It is said that Tommy Tucker fell from a tree one fine afternoon in 1942 in the backyard of the Bullis’ house, in Washington, D.C., while he was still a blind and hairless baby. Zaidee Bullis, a childless mother and wife to a dental surgeon, adopted the tiny squirrel and made him a family pet. She fed him, bathed him, and put him to sleep on a tiny bed. But what Mrs. Bullis liked the most was dressing him up. Tommy Tucker had about thirty different costumes, and although Tommy was a boy, all his outfits were female for the simple reason that his tail would not fit in pants.
“Tommy has a coat and hat for going to market, a silk pleated dress for company, a Red Cross uniform for visiting the hospital,” wrote LIFE magazine when he appeared on print in 1944, complete with a gallery of photographs —the same ones on this page— taken by Nina Leen.
Tommy began accompanying Mrs.

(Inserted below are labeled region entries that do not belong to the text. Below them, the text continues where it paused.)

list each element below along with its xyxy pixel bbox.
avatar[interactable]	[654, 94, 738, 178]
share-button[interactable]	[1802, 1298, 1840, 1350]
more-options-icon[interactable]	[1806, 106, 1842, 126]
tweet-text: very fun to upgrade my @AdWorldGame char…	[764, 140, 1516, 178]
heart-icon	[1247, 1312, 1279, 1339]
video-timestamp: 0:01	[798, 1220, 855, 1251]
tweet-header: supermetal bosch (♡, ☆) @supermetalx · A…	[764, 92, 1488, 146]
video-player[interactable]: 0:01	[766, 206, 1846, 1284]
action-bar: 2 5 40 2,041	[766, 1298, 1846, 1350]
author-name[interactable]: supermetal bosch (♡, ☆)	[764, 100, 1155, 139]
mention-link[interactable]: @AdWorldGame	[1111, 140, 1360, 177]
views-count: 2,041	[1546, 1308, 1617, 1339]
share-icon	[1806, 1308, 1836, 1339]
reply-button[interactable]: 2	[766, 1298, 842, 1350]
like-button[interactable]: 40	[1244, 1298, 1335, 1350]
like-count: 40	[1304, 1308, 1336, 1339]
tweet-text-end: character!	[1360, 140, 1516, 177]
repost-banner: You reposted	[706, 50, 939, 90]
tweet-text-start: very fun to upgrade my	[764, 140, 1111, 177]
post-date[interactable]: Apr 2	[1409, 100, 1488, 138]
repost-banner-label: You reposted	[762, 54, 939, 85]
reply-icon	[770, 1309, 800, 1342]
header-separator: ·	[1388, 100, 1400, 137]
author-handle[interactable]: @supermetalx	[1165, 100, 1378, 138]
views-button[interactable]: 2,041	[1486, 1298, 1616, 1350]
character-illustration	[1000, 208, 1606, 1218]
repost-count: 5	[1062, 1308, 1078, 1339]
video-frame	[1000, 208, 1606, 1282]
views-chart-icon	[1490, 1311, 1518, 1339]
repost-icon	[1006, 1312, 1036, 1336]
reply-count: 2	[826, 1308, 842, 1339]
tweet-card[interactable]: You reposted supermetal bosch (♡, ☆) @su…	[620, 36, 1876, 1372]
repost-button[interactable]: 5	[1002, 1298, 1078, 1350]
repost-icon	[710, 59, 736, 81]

Bullis wherever she and her family went. He visited schools and was a frequent visitor to Children’s Hospital, where he charmed his young audience. He even appeared on the radio alongside President Franklin Roosevelt to promote the sale of war bonds. At the height of his fame, the Tommy Tucker Club had 30,000 members.
Tommy never complained his unnatural life, although sometimes he bit Mrs. Bullis.
After the war, Tommy’s celebrity life fizzled out, although he continued to make trips to different schools to entertain the kids. He also had a companion then, a wife named Buzzy.
When Tommy died on June 25, 1949, the Bullis family sent him to a taxidermy company in Denver to be stuffed so that he could be placed in a museum. Tommy’s mortal remains never made it to the museum, but somehow ended up in the possession of a Maryland resident. When she died in 2005, she offered Tommy, along with all his belongings that included his dresses, souvenir photographs, and letters from schoolchildren, to the Smithsonian Institute. But for some reason, the institute turned him down. The current whereabouts of Tommy is a mystery.